此时的他既是高登,又分享了另一个生命的印记。
“你不是爸爸,你是恶魔!”小男孩惊骇地盯着高登,手忍不住颤栗,烛光摇摆起来,高登映在墙上的身影也随之闲逛。
透过灵感,高登瞥见一道若隐若现的裂缝悬浮窗外,环抱城堡,分开出两个截然分歧的天下。
一个沙穴族的小男孩孤零零地站在高登劈面,手执蜡烛,面色惨白,神情似哭似笑。他背后是靠墙的床榻,一个妇人挣扎着爬起来,胸口短促起伏,收回痛苦的咳嗽声。
“不要再偷偷去看那条河了!轻渎神灵,百口都要被杀!”妇人尖叫起来,叫声如同锋利的爪子,撕扯高登的心脏。
高登凝睇着妇人眼中明灭的惊惧,心中一动,摸索着问:“那条河很可骇?”他的话音本来暖和清楚,但从唇齿间吐出后变成沙哑的沙穴族说话,稠浊着一两声恶魔般的吼怒,在室内震惊。
血水溢满四周,漫过墙根,以惊人的速率缓慢上涨,升向高登的膝盖。仿佛妇人、男孩的伤口是一个无穷深广的血洞,涌出的血永无止尽。
这是幻觉,也是实在!高登蓦地觉悟,他在这所房间的所见所闻,起码有一部分在数百万年前产生过。现在,阿谁逝去的时空片段重现,由他再次经历。

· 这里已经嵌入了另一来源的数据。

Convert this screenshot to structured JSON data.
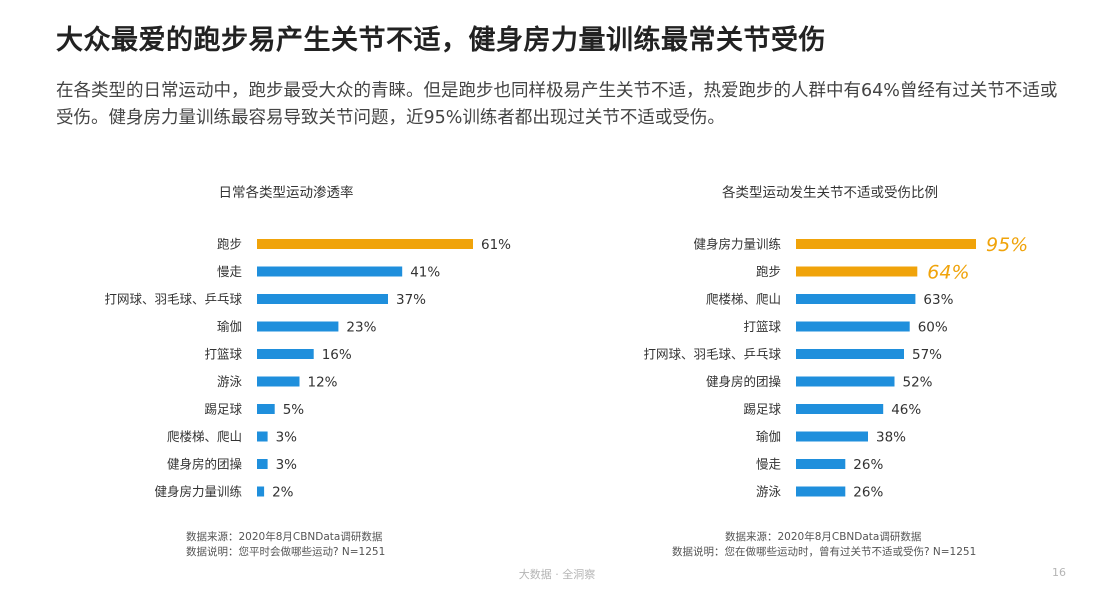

室内的陈列闪现出恍惚的表面:四壁粗糙凹凸,形如洞窟,吊挂着色采斑斓的兽皮、腌制的干肉和几把寒光闪动的兵刃。
窗外暗中通俗,苍茫虚无,往下俯视,也看不到任何风景,整座城堡竟然已经挪动了方位。
“他”第一次瞥见工夫之河,浑噩丢失;感悟武技秘法,身材垂垂变异,狂喜和惊骇如同光影瓜代;想要挣扎又难以自拔,唯有不竭沉湎,直到百口被神庙处以极刑,挖掉心脏,尸身埋入罪坑。
高登抽身后退,想拉开房门逃脱,但门不见了,只剩下坚固的砾砂墙壁。他用脚猛踹,墙壁纹丝不动,血水敏捷淹及肩膀,无数只血手抓住他的腿、臂、腰背,扯开一道道伤痕。高登运转源力,震开那些血手,极力游到窗口。
这里大得出奇:天花板高悬头顶,桌、椅高达三米,陶泥烧制的碗、碟像个澡盆,足可装得下一小我。